Three new FiDiPro Professors to Aalto
Tekes has decided to fund 12 new FiDiPro research projects. FiDiPro - Finland Distinguished Professor Programme provides competitive grants to projects recruiting highly merited scientists, who are able to commit to long-term cooperation with a Finnish university or research institute. Three of the research projects starts at Aalto.
FiDiPro Professors and projects starting 1 January, 2015 at Aalto University:
Gang Xiong (FiDiPro Professor): Social Manufacturing
Host organization: Professor Ilkka Kauranen, Aalto University, School of Sciences
The emergent phenomenon of social manufacturing is disrupting industries all over the world. People are increasingly engaging in socio-economic systems built around sharing of human and physical resources, leading to new end-user experiences and new value-creation logics for companies. It includes the shared creation, production, distribution, trade and consumption of goods and services by different people and organizations.

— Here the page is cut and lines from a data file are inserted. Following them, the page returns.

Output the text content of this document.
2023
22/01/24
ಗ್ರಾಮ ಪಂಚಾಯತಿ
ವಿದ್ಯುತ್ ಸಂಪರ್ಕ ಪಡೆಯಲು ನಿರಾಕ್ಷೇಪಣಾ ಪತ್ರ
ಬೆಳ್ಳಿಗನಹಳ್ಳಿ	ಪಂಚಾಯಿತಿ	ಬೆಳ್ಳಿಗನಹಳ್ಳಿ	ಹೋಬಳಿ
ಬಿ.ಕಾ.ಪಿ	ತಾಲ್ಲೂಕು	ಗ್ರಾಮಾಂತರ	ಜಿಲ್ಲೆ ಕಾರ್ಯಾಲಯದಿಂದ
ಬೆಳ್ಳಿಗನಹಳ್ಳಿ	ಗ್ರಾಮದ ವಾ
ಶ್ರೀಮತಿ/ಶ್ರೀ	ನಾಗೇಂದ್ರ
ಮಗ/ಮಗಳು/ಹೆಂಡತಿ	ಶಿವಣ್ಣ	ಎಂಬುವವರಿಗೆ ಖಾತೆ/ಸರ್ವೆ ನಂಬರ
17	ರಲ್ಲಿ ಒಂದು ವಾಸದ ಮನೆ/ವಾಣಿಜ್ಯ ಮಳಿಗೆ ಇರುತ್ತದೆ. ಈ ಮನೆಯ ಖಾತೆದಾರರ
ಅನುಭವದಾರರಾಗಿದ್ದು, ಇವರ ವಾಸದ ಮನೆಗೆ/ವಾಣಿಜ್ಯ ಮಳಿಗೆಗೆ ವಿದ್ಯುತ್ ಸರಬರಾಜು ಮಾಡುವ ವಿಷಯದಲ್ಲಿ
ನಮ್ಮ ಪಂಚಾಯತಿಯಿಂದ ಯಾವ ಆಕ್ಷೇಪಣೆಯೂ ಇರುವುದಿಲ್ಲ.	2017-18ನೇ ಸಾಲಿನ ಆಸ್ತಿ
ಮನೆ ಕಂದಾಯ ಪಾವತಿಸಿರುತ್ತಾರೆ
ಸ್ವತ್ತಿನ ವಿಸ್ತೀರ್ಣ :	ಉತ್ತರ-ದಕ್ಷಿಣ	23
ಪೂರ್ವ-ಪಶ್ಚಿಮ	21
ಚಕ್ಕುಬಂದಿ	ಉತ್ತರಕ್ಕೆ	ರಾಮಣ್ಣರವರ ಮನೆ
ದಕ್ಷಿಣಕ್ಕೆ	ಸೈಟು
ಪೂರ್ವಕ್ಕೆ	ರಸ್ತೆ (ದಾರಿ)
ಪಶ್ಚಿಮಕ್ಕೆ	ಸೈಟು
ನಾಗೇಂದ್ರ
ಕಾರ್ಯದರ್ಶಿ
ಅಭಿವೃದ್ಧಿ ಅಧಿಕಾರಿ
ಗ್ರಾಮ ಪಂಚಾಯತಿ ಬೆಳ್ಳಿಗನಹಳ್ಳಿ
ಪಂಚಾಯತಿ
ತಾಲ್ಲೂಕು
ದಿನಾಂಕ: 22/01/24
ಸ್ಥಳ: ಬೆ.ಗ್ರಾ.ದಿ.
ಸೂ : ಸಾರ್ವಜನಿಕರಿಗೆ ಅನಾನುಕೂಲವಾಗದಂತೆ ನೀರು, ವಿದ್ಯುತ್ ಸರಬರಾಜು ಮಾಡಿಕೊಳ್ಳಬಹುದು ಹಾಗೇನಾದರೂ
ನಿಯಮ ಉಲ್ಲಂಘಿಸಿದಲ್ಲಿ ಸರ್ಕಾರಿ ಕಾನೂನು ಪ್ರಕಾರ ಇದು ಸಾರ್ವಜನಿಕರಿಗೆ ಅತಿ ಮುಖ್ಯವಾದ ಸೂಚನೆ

Examples of already disrupted industries include transportation and hospitality: the fastest growing taxi company in the world, Uber, does not own any of its cars, and AirBnB quickly grew into the largest hotel chain without ever owning a single room.
The social manufacturing project seeks to unravel the forthcoming paradigm shift within the manufacturing and energy industries, integral parts of the Finnish economy, and thereby to identify new sources of competitiveness ex-ante, so that the Finnish companies would be prepared, or even drive the global disruption.

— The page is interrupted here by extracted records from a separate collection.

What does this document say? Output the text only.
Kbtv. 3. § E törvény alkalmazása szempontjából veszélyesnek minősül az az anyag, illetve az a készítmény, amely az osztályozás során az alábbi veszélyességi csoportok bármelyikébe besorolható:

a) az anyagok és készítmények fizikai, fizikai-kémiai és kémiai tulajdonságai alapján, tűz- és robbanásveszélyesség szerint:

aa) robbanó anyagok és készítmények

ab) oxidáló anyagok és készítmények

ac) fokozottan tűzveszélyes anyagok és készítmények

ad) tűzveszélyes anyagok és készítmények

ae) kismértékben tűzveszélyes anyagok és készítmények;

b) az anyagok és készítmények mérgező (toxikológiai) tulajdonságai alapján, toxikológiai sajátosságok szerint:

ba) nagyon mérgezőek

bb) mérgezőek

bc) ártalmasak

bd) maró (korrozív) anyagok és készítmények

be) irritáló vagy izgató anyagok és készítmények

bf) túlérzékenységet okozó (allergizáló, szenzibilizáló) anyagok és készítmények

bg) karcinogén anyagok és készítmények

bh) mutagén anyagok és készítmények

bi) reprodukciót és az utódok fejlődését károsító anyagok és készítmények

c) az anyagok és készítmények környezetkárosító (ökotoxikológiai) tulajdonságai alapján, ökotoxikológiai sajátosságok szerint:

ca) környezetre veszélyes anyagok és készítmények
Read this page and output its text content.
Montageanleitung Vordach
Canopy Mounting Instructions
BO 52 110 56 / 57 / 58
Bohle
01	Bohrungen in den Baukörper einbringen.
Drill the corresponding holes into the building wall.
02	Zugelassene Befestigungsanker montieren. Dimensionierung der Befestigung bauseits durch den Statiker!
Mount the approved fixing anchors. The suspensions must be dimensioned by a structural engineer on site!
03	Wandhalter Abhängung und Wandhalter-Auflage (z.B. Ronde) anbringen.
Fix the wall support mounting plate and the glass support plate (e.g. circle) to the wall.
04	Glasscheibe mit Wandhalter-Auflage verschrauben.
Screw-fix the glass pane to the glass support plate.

Social manufacturing project facilitates industrial renewal and the creation of new global leaders with the specific aim of raising Finnish clothing and energy companies among the fastest growing companies in their respective industries.
Hiroshi Mamitsuka (FiDiPro Professor): Machine Learning for Augmented Science and Knowledge Work
Host organization: Professor Samuel Kaski, Aalto University, Helsinki Institute for Information Technology HIIT
As most fields of science, engineering and society are becoming data-dependent and even data-driven, it is becoming clear that a core common success factor across the fields is the ability to harness the ever more complex big data to form hypotheses and make inferences for actions – this is the motivation of machine learning research.
The objective of this project is to advance the current cutting-edge machine learning techniques beyond standard data tables to structured data, found in many modern applications, such as personalized medicine and bioinformatics. More generally, the objective is also to augment knowledge work across a multitude of fields.
The results of the developed machine learning techniques will be applied to personalized medicine, ultimately to tailor treatments for specific patients by predicting effectiveness, identifying biomarkers, and characterizing treatments of disease subtypes. Furthermore, in the context of bioinformatics this project deals with the enhancement of crop breeding given the changing climate and toughening environment conditions to bring new economic opportunities for agriculture.
Richard Cuthbertson (FiDiPro Fellow): Red Queen Effect – Strategies for an Innovative Landscape
The retail sector is experiencing technological disruptions that have implications for the competitiveness of established retailers. In particular, the Finnish retail sector is facing new forms of competition by retailers that leverage the online channel in novel ways. Further, the online channel enables new entrants to expand without incurring heavy investments in brick and mortar stores.
Retailers need to incorporate technological changes into their strategy work, or fall victim to them. The goal of this project is to advance our understanding regarding new strategy implementation during technological disruption by analysing and comparing experiences and experiments in two retail sectors: the United Kingdom and Finland.
The next Tekes FiDiPro application round will close at 26th February 2015.